The Dotterweich Chair in Natural Gas Engineering was established in 1980 through a former student’s anonymous donation. Some of the duties Mills considers part of the position include innovative teaching, developing research programs, providing leadership and vision in his department and throughout the College of Engineering, and giving students the skills and the knowledge to thrive in their chosen profession—an idea, he notes, that was shared by his chair namesake.

“The days of just a single principle investigator in most corporations are largely gone,” said Mills. “Engineering is about working in teams and engaging many technical and business-related disciplines. We need to develop this perspective in our students. They also need to develop team leadership skills, to be able to express themselves clearly, to think on their feet, and to know the importance of professional ethics. They also need to function effectively in a multicultural environment. Continuing education is also important for professional development. Maintaining a high degree of safety awareness, especially considering the complexity of today’s manufacturing processes, is also essential.”

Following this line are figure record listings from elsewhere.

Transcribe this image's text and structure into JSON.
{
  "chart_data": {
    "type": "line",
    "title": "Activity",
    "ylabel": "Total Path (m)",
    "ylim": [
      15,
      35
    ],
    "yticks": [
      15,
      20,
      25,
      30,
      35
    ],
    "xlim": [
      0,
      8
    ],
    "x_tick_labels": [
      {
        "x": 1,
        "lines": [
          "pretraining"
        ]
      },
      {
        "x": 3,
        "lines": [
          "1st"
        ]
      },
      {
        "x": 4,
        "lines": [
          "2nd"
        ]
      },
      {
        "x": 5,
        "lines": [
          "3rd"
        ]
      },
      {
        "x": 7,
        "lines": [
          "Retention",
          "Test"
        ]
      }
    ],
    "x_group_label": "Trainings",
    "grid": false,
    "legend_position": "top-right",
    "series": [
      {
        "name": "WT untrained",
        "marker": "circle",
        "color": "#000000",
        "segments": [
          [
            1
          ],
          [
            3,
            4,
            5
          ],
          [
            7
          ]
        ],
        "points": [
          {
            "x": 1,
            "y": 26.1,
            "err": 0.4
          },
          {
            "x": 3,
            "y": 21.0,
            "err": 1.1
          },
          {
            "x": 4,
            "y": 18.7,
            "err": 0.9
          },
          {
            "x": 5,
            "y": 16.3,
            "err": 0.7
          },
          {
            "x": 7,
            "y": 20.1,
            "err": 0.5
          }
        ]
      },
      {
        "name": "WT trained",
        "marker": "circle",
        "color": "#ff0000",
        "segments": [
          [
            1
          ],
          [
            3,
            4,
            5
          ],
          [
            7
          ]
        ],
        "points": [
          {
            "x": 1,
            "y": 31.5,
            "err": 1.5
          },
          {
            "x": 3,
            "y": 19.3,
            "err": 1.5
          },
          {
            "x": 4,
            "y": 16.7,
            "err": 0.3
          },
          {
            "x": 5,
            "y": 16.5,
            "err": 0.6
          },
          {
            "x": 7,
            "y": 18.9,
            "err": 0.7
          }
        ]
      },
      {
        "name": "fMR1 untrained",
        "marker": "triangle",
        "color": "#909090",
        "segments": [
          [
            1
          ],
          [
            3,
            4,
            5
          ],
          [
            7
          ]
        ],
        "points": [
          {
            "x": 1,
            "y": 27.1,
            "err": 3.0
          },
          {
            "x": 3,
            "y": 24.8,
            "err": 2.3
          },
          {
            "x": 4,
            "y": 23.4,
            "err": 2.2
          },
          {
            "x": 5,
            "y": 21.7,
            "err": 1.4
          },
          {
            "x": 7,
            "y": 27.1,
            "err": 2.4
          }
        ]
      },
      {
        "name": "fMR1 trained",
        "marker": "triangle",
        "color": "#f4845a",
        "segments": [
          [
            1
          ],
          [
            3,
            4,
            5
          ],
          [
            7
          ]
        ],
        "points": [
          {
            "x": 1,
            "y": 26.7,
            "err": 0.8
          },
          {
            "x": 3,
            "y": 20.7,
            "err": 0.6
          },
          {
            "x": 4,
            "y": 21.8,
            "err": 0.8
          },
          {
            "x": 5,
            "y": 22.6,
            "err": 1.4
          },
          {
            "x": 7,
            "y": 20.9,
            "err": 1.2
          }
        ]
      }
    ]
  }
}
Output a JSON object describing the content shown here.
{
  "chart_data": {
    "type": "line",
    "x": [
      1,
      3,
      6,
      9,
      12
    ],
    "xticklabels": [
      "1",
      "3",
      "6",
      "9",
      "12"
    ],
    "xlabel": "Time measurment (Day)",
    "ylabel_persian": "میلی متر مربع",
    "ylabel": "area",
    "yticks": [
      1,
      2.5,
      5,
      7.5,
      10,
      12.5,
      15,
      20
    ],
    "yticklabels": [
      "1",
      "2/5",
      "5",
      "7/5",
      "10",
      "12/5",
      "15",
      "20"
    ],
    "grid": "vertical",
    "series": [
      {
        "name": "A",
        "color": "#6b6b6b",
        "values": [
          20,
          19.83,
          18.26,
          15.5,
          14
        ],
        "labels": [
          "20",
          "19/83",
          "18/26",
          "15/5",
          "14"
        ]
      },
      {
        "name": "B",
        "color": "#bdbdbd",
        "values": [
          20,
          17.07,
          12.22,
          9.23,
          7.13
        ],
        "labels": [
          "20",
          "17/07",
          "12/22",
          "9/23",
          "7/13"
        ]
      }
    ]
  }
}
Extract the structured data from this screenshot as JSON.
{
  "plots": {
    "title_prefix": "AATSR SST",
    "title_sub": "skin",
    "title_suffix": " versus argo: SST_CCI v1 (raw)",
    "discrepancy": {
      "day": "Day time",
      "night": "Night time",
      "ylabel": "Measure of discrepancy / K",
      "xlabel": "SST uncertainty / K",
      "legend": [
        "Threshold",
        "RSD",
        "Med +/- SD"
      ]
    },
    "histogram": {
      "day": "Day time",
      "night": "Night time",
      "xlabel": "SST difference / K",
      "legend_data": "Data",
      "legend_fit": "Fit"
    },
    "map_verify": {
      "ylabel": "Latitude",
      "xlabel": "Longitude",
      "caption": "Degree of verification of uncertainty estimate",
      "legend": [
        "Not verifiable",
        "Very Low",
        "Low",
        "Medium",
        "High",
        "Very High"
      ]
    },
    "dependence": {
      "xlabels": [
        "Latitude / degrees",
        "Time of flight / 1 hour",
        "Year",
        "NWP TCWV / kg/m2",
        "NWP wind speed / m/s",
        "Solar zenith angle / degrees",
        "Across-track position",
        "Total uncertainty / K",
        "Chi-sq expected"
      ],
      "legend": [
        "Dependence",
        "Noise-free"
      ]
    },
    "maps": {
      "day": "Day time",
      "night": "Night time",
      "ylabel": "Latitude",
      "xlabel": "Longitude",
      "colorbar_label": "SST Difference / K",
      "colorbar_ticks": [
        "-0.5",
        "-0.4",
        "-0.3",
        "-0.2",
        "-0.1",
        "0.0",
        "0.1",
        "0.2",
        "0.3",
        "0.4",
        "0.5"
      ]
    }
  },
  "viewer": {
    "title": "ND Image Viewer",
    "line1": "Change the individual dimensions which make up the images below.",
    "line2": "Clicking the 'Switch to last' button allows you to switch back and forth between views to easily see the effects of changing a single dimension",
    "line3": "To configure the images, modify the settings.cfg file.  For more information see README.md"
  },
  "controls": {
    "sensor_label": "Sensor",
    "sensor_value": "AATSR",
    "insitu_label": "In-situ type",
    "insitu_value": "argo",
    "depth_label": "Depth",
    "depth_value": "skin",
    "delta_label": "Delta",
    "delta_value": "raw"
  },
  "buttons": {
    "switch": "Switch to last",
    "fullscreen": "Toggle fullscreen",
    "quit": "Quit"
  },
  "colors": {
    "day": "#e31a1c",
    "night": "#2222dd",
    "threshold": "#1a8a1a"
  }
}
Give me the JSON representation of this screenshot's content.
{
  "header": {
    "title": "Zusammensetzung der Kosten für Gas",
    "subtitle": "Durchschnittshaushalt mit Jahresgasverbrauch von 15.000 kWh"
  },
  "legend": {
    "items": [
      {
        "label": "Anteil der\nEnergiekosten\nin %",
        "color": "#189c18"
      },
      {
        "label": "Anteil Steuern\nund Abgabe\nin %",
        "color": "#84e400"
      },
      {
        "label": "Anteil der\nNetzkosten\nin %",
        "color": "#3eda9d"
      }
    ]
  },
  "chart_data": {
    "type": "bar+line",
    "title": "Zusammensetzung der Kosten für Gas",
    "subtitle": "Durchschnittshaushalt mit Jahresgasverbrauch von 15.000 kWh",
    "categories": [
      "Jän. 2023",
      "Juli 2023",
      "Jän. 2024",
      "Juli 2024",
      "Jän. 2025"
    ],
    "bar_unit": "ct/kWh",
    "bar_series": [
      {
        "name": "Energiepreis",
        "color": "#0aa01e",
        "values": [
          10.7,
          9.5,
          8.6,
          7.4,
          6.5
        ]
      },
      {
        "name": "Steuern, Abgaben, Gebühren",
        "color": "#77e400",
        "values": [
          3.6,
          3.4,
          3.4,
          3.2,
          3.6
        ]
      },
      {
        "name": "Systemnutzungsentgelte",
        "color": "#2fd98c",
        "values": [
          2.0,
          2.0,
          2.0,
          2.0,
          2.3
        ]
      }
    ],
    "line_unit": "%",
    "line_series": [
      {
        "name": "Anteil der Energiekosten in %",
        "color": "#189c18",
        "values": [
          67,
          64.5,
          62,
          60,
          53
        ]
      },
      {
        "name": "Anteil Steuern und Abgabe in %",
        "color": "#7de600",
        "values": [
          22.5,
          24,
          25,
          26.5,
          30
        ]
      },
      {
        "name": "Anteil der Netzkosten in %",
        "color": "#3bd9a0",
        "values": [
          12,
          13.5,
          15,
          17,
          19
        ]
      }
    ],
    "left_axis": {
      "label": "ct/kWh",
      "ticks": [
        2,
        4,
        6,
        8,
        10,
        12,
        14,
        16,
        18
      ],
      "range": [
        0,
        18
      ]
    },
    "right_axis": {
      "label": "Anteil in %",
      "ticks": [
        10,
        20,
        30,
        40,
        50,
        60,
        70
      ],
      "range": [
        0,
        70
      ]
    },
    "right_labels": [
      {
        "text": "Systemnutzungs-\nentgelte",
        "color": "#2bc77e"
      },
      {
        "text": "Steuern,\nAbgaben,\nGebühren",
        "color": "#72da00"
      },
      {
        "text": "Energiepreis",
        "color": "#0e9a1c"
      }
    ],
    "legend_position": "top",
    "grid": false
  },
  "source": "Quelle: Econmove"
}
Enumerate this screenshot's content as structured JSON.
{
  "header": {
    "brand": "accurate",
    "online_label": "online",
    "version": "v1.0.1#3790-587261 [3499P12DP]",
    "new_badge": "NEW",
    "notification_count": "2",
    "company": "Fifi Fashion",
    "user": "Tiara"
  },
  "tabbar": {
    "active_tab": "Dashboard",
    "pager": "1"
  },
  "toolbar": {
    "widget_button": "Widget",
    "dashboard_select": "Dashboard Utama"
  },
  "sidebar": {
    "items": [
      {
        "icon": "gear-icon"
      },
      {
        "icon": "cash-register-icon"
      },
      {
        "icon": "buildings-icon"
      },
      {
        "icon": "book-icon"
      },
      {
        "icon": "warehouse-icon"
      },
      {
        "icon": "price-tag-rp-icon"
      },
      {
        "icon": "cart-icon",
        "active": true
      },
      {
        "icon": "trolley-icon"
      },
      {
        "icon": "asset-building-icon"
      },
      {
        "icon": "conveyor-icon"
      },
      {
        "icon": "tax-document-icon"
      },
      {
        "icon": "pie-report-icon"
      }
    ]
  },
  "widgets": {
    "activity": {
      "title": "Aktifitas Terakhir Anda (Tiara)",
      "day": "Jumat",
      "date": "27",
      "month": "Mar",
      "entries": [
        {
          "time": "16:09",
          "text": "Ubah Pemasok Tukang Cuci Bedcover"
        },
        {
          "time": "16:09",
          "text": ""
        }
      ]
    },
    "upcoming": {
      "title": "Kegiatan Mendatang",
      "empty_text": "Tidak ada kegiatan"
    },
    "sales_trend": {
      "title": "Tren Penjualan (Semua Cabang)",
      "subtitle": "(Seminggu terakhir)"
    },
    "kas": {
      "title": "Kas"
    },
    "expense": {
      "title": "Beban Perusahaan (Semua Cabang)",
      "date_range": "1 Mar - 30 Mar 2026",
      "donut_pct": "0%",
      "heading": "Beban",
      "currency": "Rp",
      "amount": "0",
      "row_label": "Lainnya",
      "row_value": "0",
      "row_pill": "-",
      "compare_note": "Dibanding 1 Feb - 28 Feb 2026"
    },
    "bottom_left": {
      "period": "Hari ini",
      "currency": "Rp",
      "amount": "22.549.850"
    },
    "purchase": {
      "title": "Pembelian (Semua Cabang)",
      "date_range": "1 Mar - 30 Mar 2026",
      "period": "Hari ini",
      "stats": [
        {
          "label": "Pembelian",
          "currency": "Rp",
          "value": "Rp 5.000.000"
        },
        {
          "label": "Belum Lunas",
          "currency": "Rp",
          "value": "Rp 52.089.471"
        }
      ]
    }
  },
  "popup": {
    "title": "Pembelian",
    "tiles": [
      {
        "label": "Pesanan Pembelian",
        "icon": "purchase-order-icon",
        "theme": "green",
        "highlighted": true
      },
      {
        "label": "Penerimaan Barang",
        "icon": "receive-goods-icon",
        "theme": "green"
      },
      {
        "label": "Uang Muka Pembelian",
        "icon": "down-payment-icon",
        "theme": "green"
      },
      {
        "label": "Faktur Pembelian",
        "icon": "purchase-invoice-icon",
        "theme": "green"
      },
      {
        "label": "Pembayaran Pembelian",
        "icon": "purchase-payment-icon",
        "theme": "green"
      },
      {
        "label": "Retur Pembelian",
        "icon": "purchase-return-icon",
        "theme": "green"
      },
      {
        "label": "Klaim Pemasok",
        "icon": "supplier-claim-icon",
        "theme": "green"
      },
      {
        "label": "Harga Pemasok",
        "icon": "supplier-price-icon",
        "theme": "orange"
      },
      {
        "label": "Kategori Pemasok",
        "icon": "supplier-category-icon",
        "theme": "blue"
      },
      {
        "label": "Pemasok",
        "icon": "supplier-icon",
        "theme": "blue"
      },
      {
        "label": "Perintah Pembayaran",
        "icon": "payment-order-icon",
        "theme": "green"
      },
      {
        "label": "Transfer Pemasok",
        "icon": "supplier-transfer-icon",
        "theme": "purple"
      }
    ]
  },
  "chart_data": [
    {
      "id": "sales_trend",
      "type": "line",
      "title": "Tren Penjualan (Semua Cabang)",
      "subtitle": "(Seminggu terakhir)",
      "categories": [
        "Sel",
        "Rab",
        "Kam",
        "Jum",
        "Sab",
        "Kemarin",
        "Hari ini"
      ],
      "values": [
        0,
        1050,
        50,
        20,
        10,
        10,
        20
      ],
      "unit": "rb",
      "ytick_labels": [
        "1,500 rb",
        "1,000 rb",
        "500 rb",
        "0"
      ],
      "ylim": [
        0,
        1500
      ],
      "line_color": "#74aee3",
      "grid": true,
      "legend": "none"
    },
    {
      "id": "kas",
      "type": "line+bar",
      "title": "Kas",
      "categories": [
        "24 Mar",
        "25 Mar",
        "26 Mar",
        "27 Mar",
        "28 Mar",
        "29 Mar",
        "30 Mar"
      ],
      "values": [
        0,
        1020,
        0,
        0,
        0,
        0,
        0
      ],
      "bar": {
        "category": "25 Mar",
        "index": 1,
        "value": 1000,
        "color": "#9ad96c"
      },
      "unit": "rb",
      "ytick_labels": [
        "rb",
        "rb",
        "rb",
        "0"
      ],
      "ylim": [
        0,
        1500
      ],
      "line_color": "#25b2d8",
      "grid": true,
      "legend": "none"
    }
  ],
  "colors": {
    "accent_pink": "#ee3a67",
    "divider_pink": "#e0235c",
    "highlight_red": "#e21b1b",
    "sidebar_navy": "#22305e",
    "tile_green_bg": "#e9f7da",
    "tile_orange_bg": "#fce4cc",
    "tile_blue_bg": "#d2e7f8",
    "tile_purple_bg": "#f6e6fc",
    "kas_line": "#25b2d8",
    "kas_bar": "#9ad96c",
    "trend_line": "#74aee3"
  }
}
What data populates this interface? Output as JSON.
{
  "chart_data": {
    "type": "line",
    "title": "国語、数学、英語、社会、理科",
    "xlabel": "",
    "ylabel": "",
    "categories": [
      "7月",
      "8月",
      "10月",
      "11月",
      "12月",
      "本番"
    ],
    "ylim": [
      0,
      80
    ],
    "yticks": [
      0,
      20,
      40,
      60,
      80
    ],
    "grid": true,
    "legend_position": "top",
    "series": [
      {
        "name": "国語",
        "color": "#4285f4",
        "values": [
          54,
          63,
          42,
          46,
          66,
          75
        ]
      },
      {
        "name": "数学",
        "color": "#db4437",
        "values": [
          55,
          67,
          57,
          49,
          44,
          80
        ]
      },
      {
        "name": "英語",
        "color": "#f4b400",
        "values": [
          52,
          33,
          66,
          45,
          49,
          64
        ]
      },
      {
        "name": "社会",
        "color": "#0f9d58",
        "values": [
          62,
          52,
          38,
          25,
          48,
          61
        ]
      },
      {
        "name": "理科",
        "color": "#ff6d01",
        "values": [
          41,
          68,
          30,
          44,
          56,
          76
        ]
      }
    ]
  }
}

Mills notes the importance of cooperative opportunities between industry and other learning institutions in strengthening research and promoting A&M-Kingsville’s programs, especially in launching new Ph.D. programs. One such effort he has participated in since coming on board is a research proposal between the University of Houston, Texas Southern University and A&M-Kingsville. The proposal involves the creation of an Engineering Research Center on multi-scale engineering for sustainable ultra-clean and efficient power generation. The intention is to provide fundamental research, graduate education, and technology transfer for the development of zero emission power sources to meet 21 st century environmental, economical and power generation requirements. Mills finds himself working with former professional colleague Dr. Mike Harold, who serves as the Dow Chair Professor and chairman of the Department of Chemical Engineering at the University of Houston.

The Dotterweich Chair looks forward to developing new projects and interactions between his professional contacts and the university. Over the years, Mills has been an active member in a number of engineering societies and organizations, including the American Institute of Chemical Engineers, Sigma Xi and the Society for Industrial and Applied Mathematics. He hopes to use these societal resources for developing undergraduate and graduate students within the College of Engineering, and to use these as a forum for gaining wider exposure for A&M-Kingsville engineering education and research programs.